As I left the house next morning with the local Communist secretary I saw an obvious Special Branch man standing just a few yards away. When we moved off he followed. He made no attempt to cover himself, just plunged after us some five yards or so behind. We then decided to part to establish which of us he was interested in. If he continued to follow me, I was to inform the secretary by telephone and cut short our programme of activities for the day.


He did continue to follow me. After about an hour of this shadowed progress, I went to keep an appointment with a young lady whom I had been on friendly terms with before I left the Navy. After all, Devonport was my port division and in my dancing days I had made quite a number of friends. When we met I pointed out my unsolicited bodyguard and described what had been happening. She clapped her hands with excitement. `How wonderful!` she said, `Let’s go everywhere and see if he comes after us.` We walked round every floor of the local Selfridges, examining goods in every department; so did he. From there we went to a continuous performance cinema; he sat just behind. From there to a tea shop; he came in too. And everywhere the three of us went he kept the same distance, as if he had been instructed never to let the space between us by any more or less than five yards.


At about 6 pm I parted with my friend, promising to be at her house that evening. I turned down a narrow street running parallel to the main street in Plymouth, and there, by a pub, I saw Gentry, approaching me from the side, with his head down, as if this were an accidental meeting. He greeted me effusively, nodded at the pub door and suggested taking a glass of beer. I did not refuse. I was getting only seventeen and sixpence from the state, so why not add a few state coppers to the total, if only in kind? It was over this state-paid glass of beer that the real conspiracy began. Looking round with the exaggerated secrecy of a ham actor, Gentry squeezed out of one side of his mouth the words, `If you have any leaflets or anything to distribute in the barracks, give them to me. I’ll get them in for you`.


`OK,` I said, looking round in the same ham actor manner. `There’s a piss house across the street. Let’s nip over there and we can talk.` It was empty when we came in, but the clump of heavy boots dashing up to the entrance stopped me socking Gentry and landing him right in the excrement. I told him to go to his ailing mother, and walked out alone; but the tail still stuck. However, by means of the old motorbus switch, which was very easy in Plymouth then, I lost him and spent a pleasant evening in delightful company.

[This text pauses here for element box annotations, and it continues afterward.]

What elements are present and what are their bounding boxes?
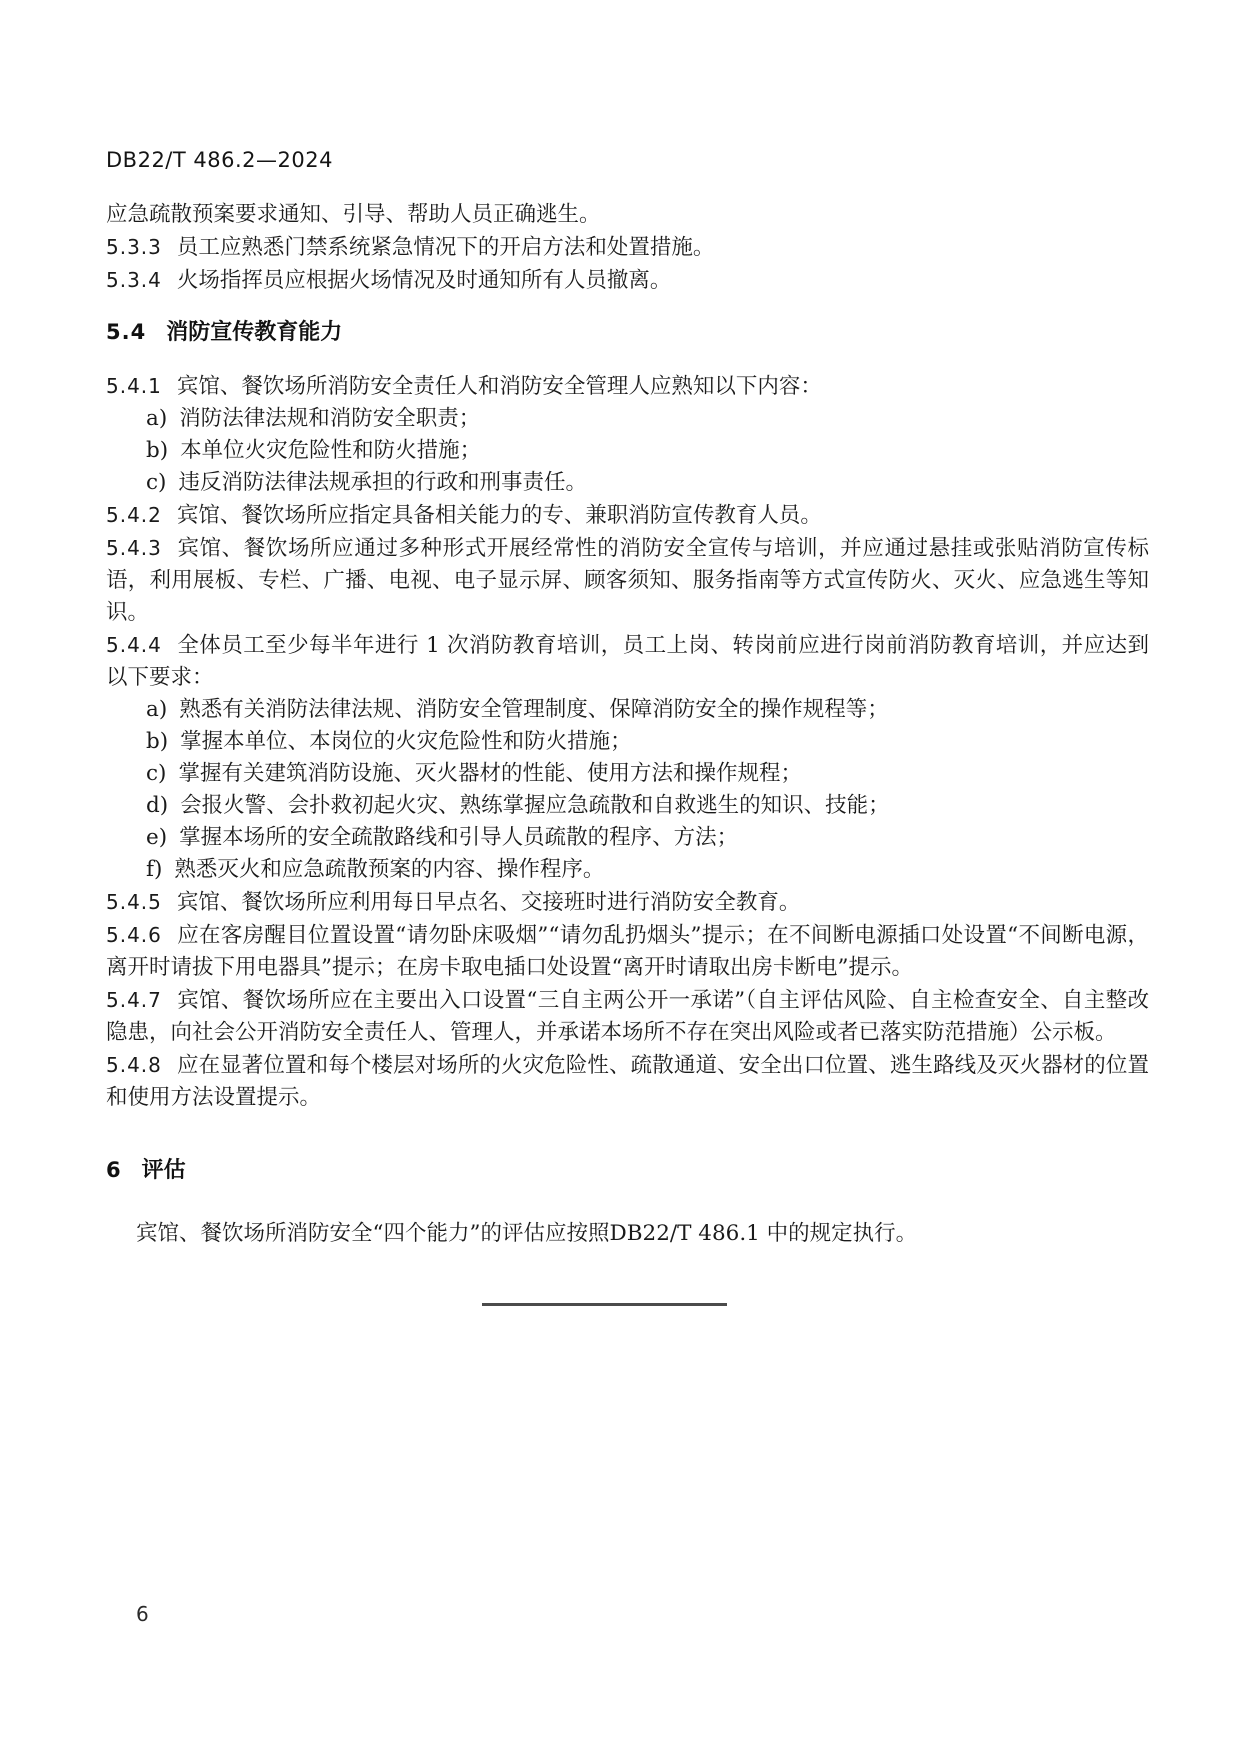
list-item-c: c)掌握有关建筑消防设施、灭火器材的性能、使用方法和操作规程； (106, 758, 1149, 790)
clause-5-4-1: 5.4.1宾馆、餐饮场所消防安全责任人和消防安全管理人应熟知以下内容： (106, 370, 1149, 403)
clause-5-4-8: 5.4.8应在显著位置和每个楼层对场所的火灾危险性、疏散通道、安全出口位置、逃生… (106, 1049, 1149, 1114)
paragraph-continuation: 应急疏散预案要求通知、引导、帮助人员正确逃生。 (106, 199, 1149, 231)
clause-number: 5.4.6 (106, 923, 162, 947)
list-letter: c) (146, 761, 166, 786)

So Terence Gentry, deserter, small-time crook, whoremonger and syphilitic, went down in the annals of naval history as `Mr X`, an undercover, ocean-going James Bond, who exposed to the British Secret Service the nefarious plot of Wincott. I have perhaps devoted a lot of time and space to a figure who did not even rate the honour of being burnt on a bonfire on the Fifth of November. But he is an example of the sources of information the Admiralty were prepared to use in the panic caused by Invergordon.